Jin Mingming has been a professional runner for about eight years and participates in 10 to 15 races each year. But yesterday's Great Eastern Women's Run (GEWR) was her first time competing outside her native China.
The 21-year-old completed her first international race in style, winning the elite open category of the half marathon in 1hr 20min 34sec.
Jin, who raised her arms in triumph as she crossed the finish line at the Marina Bay Floating Platform yesterday, had come to Singapore aiming to win the race.
Although she was not used to the humidity here yesterday as it is winter in China, she coped by keeping herself hydrated to replenish lost fluids.
Said Jin, who received US$8,000 (S$10,886) in prize money: "I feel pretty good and this is a very well-organised race. There are a few sharp turns so I had to decrease my speed as I approached my turns. That took up a fair bit of my energy.
"I would like to spend the next two days sightseeing in Singapore... I will probably use some of my prize money to buy more training products for myself."
About 13,000 runners took part in the 12th edition of the event, which featured a 2km race for mothers and their daughters in addition to the 5km, 10km and 21.1km categories.
Minister for Culture, Community and Youth Grace Fu was the event's guest of honour, and she flagged off the 10km race before participating in that category.
Mok Ying Rong was the top finisher in the 21.1km elite closed category race for Singaporeans, clocking 1:30:46.
The elite open category attracted a field that included SEA Games champion Mary Joy Tabal, who was fifth with her 1:30:06 effort.
The Filipina said the event is one that she looks forward to each year, but rued getting lost midway through the race yesterday.
According to her, a man whom she thought was a race marshal had pointed out that she was going the wrong way.
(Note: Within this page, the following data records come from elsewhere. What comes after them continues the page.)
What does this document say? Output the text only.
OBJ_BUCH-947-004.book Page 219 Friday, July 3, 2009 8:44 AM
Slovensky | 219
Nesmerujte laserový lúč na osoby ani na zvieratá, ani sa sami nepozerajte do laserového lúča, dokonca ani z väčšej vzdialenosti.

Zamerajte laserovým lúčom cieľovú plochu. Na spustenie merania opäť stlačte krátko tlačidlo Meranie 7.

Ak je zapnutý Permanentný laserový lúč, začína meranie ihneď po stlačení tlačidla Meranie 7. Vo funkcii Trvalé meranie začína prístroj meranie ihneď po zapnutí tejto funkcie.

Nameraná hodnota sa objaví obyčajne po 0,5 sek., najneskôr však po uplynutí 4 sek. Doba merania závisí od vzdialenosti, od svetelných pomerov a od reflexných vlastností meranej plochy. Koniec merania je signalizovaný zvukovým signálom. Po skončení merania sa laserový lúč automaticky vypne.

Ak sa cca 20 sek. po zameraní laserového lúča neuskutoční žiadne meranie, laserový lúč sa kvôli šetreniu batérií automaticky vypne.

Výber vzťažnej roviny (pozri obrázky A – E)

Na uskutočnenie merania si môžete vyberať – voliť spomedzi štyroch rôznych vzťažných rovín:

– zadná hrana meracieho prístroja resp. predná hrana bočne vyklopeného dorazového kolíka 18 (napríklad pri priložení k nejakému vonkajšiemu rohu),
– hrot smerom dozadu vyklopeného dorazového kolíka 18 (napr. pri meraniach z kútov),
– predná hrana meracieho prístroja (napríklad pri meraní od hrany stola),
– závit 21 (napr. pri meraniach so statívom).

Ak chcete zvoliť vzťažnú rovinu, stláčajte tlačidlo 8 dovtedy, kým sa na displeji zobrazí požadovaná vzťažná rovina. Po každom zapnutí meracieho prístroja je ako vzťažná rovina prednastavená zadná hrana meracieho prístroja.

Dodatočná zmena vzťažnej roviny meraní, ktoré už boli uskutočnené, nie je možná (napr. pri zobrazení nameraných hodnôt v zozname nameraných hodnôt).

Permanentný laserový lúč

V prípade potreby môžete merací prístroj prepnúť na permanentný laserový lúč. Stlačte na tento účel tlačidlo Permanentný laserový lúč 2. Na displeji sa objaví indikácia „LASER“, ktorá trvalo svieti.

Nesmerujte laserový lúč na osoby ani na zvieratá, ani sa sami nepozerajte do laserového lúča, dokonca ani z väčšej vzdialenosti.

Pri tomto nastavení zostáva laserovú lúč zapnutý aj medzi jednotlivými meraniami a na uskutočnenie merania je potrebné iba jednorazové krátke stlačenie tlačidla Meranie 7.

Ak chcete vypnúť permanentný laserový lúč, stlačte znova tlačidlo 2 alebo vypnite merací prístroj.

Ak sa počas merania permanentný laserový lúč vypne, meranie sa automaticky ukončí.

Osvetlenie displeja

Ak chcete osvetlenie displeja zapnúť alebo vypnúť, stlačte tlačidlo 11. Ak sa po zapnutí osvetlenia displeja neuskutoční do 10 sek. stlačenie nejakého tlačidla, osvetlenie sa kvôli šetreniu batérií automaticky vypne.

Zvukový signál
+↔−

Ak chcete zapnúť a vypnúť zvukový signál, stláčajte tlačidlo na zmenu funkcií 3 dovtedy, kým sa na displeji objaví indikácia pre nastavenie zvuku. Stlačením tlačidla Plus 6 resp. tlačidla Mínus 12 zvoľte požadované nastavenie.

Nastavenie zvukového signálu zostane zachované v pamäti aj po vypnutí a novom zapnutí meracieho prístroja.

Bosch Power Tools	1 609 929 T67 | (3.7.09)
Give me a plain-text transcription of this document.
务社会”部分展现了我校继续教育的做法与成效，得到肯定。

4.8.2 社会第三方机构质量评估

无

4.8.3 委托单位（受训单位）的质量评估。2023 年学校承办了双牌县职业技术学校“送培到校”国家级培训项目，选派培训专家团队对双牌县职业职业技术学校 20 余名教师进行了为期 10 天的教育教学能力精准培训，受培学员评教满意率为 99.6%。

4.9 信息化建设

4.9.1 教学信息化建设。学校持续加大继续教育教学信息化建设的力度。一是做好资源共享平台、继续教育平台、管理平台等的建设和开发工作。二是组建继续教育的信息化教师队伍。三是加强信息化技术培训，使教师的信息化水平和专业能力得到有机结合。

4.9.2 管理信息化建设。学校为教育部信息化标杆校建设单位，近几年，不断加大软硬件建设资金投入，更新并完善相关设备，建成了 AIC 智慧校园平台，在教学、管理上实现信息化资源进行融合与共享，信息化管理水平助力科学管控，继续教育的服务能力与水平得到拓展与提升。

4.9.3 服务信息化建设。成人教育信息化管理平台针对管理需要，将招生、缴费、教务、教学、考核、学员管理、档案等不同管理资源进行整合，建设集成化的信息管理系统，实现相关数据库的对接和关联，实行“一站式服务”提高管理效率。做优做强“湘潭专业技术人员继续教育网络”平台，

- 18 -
It was only after she followed him and started running in a different direction that she realised she was lost.
"I know getting lost is sometimes part of the race for us, but the longer you're lost, the harder it is to catch up," said the 28-year-old, who said four other elite runners had the same experience.
Still, Tabal said her overall experience was positive.
"It's a privilege for me to be competing against elite runners in Asia, and nice to see familiar faces and good friends here," she added.
Responding to queries from The Straits Times, Randy Tan, general manager of event organiser Infinitus Productions, said: "We are aware of the feedback from one of the runners, Mary Joy Tabal, about being led the wrong way on the race route.
"While no official complaint was lodged with the race officials, we conducted an investigation and can confirm she wasn't led off course by our officials. We have spoken to her and addressed her feedback."